Finally, though the author is careful to acknowledge the uncertainties imposed by restorations in the nineteenth century, there are many places where greater engagement with the documentation from that era might have been useful. For example, the reconstruction of Château-Gaillard by Viollet-le-Duc is paired with an early photograph of the donjon at Coucy in a discussion of machicolations (141-42), yet in both cases a fuller discussion of the inherent uncertainties that accompany this evidence would have been useful. Indeed, greater attention to the interventions of Viollet's generation, perhaps in the spirit of Michael Camille's work on the gargoyles of Paris, could have been invaluable, not only to delineate the changes made to buildings and sculptures in greater detail but also to probe the historiographic ripples that persist from that time to our own. [2] The outlines of such inquiry are indeed implicit throughout the book but deserve more sustained attention, especially for the benefit of newer readers.
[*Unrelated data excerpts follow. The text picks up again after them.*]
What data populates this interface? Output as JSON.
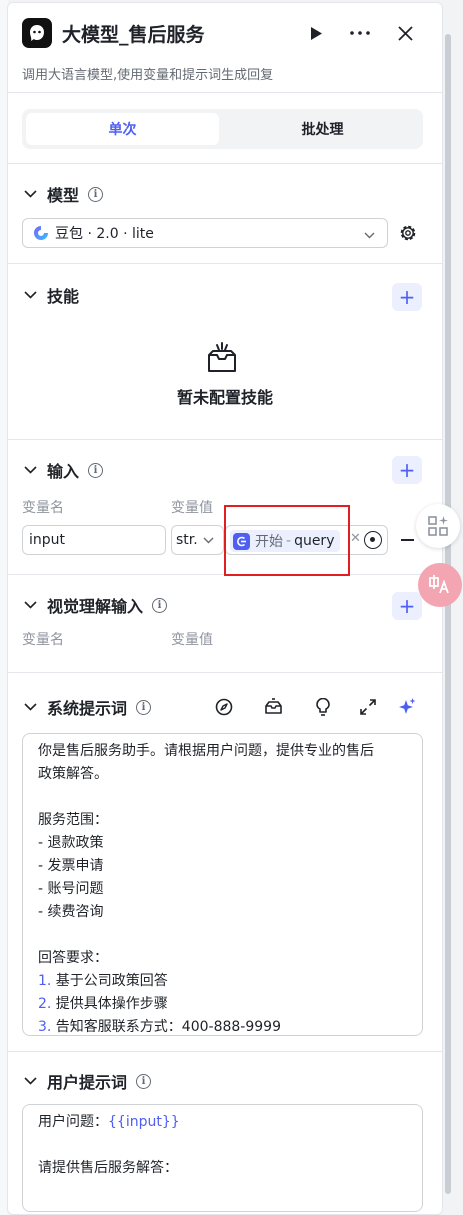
{
  "header": {
    "title": "大模型_售后服务",
    "subtitle": "调用大语言模型,使用变量和提示词生成回复"
  },
  "mode_tabs": {
    "single": "单次",
    "batch": "批处理"
  },
  "model_section": {
    "title": "模型",
    "selected_model": "豆包 · 2.0 · lite"
  },
  "skills_section": {
    "title": "技能",
    "empty_text": "暂未配置技能"
  },
  "input_section": {
    "title": "输入",
    "col_name": "变量名",
    "col_value": "变量值",
    "row": {
      "name": "input",
      "type": "str.",
      "ref_node": "开始",
      "ref_sep": "-",
      "ref_var": "query"
    }
  },
  "vision_section": {
    "title": "视觉理解输入",
    "col_name": "变量名",
    "col_value": "变量值"
  },
  "system_prompt": {
    "title": "系统提示词",
    "lines": [
      {
        "num": "",
        "text": "你是售后服务助手。请根据用户问题，提供专业的售后"
      },
      {
        "num": "",
        "text": "政策解答。"
      },
      {
        "num": "",
        "text": ""
      },
      {
        "num": "",
        "text": "服务范围："
      },
      {
        "num": "",
        "text": "- 退款政策"
      },
      {
        "num": "",
        "text": "- 发票申请"
      },
      {
        "num": "",
        "text": "- 账号问题"
      },
      {
        "num": "",
        "text": "- 续费咨询"
      },
      {
        "num": "",
        "text": ""
      },
      {
        "num": "",
        "text": "回答要求："
      },
      {
        "num": "1.",
        "text": " 基于公司政策回答"
      },
      {
        "num": "2.",
        "text": " 提供具体操作步骤"
      },
      {
        "num": "3.",
        "text": " 告知客服联系方式：400-888-9999"
      }
    ]
  },
  "user_prompt": {
    "title": "用户提示词",
    "line1_label": "用户问题：",
    "line1_var": "{{input}}",
    "line3": "请提供售后服务解答："
  },
  "colors": {
    "accent": "#4e5ff2",
    "accent_bg": "#eceffe",
    "highlight_box": "#e02020"
  }
}
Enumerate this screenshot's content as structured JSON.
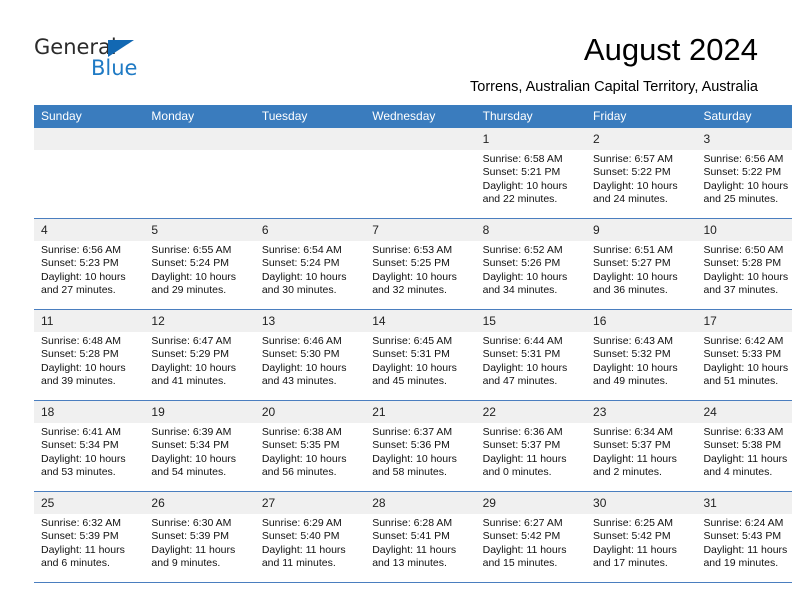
{
  "brand": {
    "word1": "General",
    "word2": "Blue",
    "triangle_icon": "triangle-icon",
    "accent_color": "#1f7ac4"
  },
  "header": {
    "title": "August 2024",
    "subtitle": "Torrens, Australian Capital Territory, Australia"
  },
  "calendar": {
    "header_bg": "#3a7cbe",
    "daynum_bg": "#f0f0f0",
    "row_border": "#4a7ebf",
    "weekdays": [
      "Sunday",
      "Monday",
      "Tuesday",
      "Wednesday",
      "Thursday",
      "Friday",
      "Saturday"
    ],
    "weeks": [
      [
        {
          "day": "",
          "empty": true,
          "lines": []
        },
        {
          "day": "",
          "empty": true,
          "lines": []
        },
        {
          "day": "",
          "empty": true,
          "lines": []
        },
        {
          "day": "",
          "empty": true,
          "lines": []
        },
        {
          "day": "1",
          "empty": false,
          "lines": [
            "Sunrise: 6:58 AM",
            "Sunset: 5:21 PM",
            "Daylight: 10 hours",
            "and 22 minutes."
          ]
        },
        {
          "day": "2",
          "empty": false,
          "lines": [
            "Sunrise: 6:57 AM",
            "Sunset: 5:22 PM",
            "Daylight: 10 hours",
            "and 24 minutes."
          ]
        },
        {
          "day": "3",
          "empty": false,
          "lines": [
            "Sunrise: 6:56 AM",
            "Sunset: 5:22 PM",
            "Daylight: 10 hours",
            "and 25 minutes."
          ]
        }
      ],
      [
        {
          "day": "4",
          "empty": false,
          "lines": [
            "Sunrise: 6:56 AM",
            "Sunset: 5:23 PM",
            "Daylight: 10 hours",
            "and 27 minutes."
          ]
        },
        {
          "day": "5",
          "empty": false,
          "lines": [
            "Sunrise: 6:55 AM",
            "Sunset: 5:24 PM",
            "Daylight: 10 hours",
            "and 29 minutes."
          ]
        },
        {
          "day": "6",
          "empty": false,
          "lines": [
            "Sunrise: 6:54 AM",
            "Sunset: 5:24 PM",
            "Daylight: 10 hours",
            "and 30 minutes."
          ]
        },
        {
          "day": "7",
          "empty": false,
          "lines": [
            "Sunrise: 6:53 AM",
            "Sunset: 5:25 PM",
            "Daylight: 10 hours",
            "and 32 minutes."
          ]
        },
        {
          "day": "8",
          "empty": false,
          "lines": [
            "Sunrise: 6:52 AM",
            "Sunset: 5:26 PM",
            "Daylight: 10 hours",
            "and 34 minutes."
          ]
        },
        {
          "day": "9",
          "empty": false,
          "lines": [
            "Sunrise: 6:51 AM",
            "Sunset: 5:27 PM",
            "Daylight: 10 hours",
            "and 36 minutes."
          ]
        },
        {
          "day": "10",
          "empty": false,
          "lines": [
            "Sunrise: 6:50 AM",
            "Sunset: 5:28 PM",
            "Daylight: 10 hours",
            "and 37 minutes."
          ]
        }
      ],
      [
        {
          "day": "11",
          "empty": false,
          "lines": [
            "Sunrise: 6:48 AM",
            "Sunset: 5:28 PM",
            "Daylight: 10 hours",
            "and 39 minutes."
          ]
        },
        {
          "day": "12",
          "empty": false,
          "lines": [
            "Sunrise: 6:47 AM",
            "Sunset: 5:29 PM",
            "Daylight: 10 hours",
            "and 41 minutes."
          ]
        },
        {
          "day": "13",
          "empty": false,
          "lines": [
            "Sunrise: 6:46 AM",
            "Sunset: 5:30 PM",
            "Daylight: 10 hours",
            "and 43 minutes."
          ]
        },
        {
          "day": "14",
          "empty": false,
          "lines": [
            "Sunrise: 6:45 AM",
            "Sunset: 5:31 PM",
            "Daylight: 10 hours",
            "and 45 minutes."
          ]
        },
        {
          "day": "15",
          "empty": false,
          "lines": [
            "Sunrise: 6:44 AM",
            "Sunset: 5:31 PM",
            "Daylight: 10 hours",
            "and 47 minutes."
          ]
        },
        {
          "day": "16",
          "empty": false,
          "lines": [
            "Sunrise: 6:43 AM",
            "Sunset: 5:32 PM",
            "Daylight: 10 hours",
            "and 49 minutes."
          ]
        },
        {
          "day": "17",
          "empty": false,
          "lines": [
            "Sunrise: 6:42 AM",
            "Sunset: 5:33 PM",
            "Daylight: 10 hours",
            "and 51 minutes."
          ]
        }
      ],
      [
        {
          "day": "18",
          "empty": false,
          "lines": [
            "Sunrise: 6:41 AM",
            "Sunset: 5:34 PM",
            "Daylight: 10 hours",
            "and 53 minutes."
          ]
        },
        {
          "day": "19",
          "empty": false,
          "lines": [
            "Sunrise: 6:39 AM",
            "Sunset: 5:34 PM",
            "Daylight: 10 hours",
            "and 54 minutes."
          ]
        },
        {
          "day": "20",
          "empty": false,
          "lines": [
            "Sunrise: 6:38 AM",
            "Sunset: 5:35 PM",
            "Daylight: 10 hours",
            "and 56 minutes."
          ]
        },
        {
          "day": "21",
          "empty": false,
          "lines": [
            "Sunrise: 6:37 AM",
            "Sunset: 5:36 PM",
            "Daylight: 10 hours",
            "and 58 minutes."
          ]
        },
        {
          "day": "22",
          "empty": false,
          "lines": [
            "Sunrise: 6:36 AM",
            "Sunset: 5:37 PM",
            "Daylight: 11 hours",
            "and 0 minutes."
          ]
        },
        {
          "day": "23",
          "empty": false,
          "lines": [
            "Sunrise: 6:34 AM",
            "Sunset: 5:37 PM",
            "Daylight: 11 hours",
            "and 2 minutes."
          ]
        },
        {
          "day": "24",
          "empty": false,
          "lines": [
            "Sunrise: 6:33 AM",
            "Sunset: 5:38 PM",
            "Daylight: 11 hours",
            "and 4 minutes."
          ]
        }
      ],
      [
        {
          "day": "25",
          "empty": false,
          "lines": [
            "Sunrise: 6:32 AM",
            "Sunset: 5:39 PM",
            "Daylight: 11 hours",
            "and 6 minutes."
          ]
        },
        {
          "day": "26",
          "empty": false,
          "lines": [
            "Sunrise: 6:30 AM",
            "Sunset: 5:39 PM",
            "Daylight: 11 hours",
            "and 9 minutes."
          ]
        },
        {
          "day": "27",
          "empty": false,
          "lines": [
            "Sunrise: 6:29 AM",
            "Sunset: 5:40 PM",
            "Daylight: 11 hours",
            "and 11 minutes."
          ]
        },
        {
          "day": "28",
          "empty": false,
          "lines": [
            "Sunrise: 6:28 AM",
            "Sunset: 5:41 PM",
            "Daylight: 11 hours",
            "and 13 minutes."
          ]
        },
        {
          "day": "29",
          "empty": false,
          "lines": [
            "Sunrise: 6:27 AM",
            "Sunset: 5:42 PM",
            "Daylight: 11 hours",
            "and 15 minutes."
          ]
        },
        {
          "day": "30",
          "empty": false,
          "lines": [
            "Sunrise: 6:25 AM",
            "Sunset: 5:42 PM",
            "Daylight: 11 hours",
            "and 17 minutes."
          ]
        },
        {
          "day": "31",
          "empty": false,
          "lines": [
            "Sunrise: 6:24 AM",
            "Sunset: 5:43 PM",
            "Daylight: 11 hours",
            "and 19 minutes."
          ]
        }
      ]
    ]
  }
}
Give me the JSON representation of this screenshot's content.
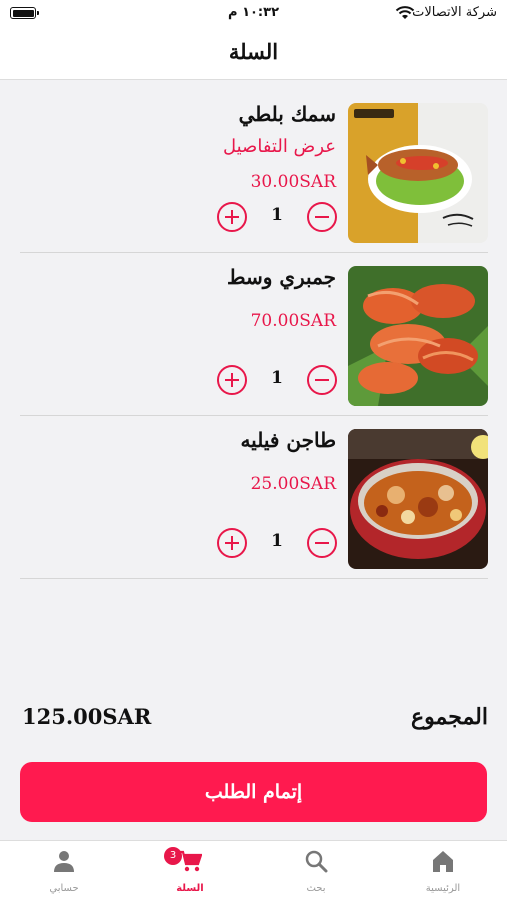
{
  "status_bar": {
    "carrier": "شركة الاتصالات",
    "time": "١٠:٣٢ م"
  },
  "header": {
    "title": "السلة"
  },
  "cart": {
    "items": [
      {
        "name": "سمك بلطي",
        "details_link": "عرض التفاصيل",
        "price": "30.00SAR",
        "quantity": "1",
        "image": "fish-dish"
      },
      {
        "name": "جمبري وسط",
        "price": "70.00SAR",
        "quantity": "1",
        "image": "shrimp-dish"
      },
      {
        "name": "طاجن فيليه",
        "price": "25.00SAR",
        "quantity": "1",
        "image": "tagine-dish"
      }
    ]
  },
  "total": {
    "label": "المجموع",
    "amount": "125.00SAR"
  },
  "checkout": {
    "label": "إتمام الطلب"
  },
  "tab_bar": {
    "tabs": [
      {
        "label": "حسابي",
        "icon": "person-icon"
      },
      {
        "label": "السلة",
        "icon": "cart-icon",
        "badge": "3",
        "active": true
      },
      {
        "label": "بحث",
        "icon": "search-icon"
      },
      {
        "label": "الرئيسية",
        "icon": "home-icon"
      }
    ]
  },
  "colors": {
    "accent": "#e8174a",
    "button": "#ff1a4f",
    "background": "#f2f2f4"
  }
}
It is, however, all too easy to wish that any study had dug deeper into certain sources or included more examples to extend its most fruitful ideas; as it is there is much to be praised in this handsome, well-produced monograph, and also many future discussions that it will surely inspire.



1. Jacqueline E. Jung, The Gothic Screen: Space, Sculpture, and Community in the Cathedrals of France and Germany, ca. 1200-1400. New York: Cambridge, 2017; see also Jung, "Beyond the Barrier: The Unifying Role of the Choir Screen in Gothic Churches," Art Bulletin 82 (2000): 622-57.

2. Michael Camille, The Gargoyles of Notre-Dame: Medievalism and the Monsters of Modernity. Chicago: University of Chicago, 2009.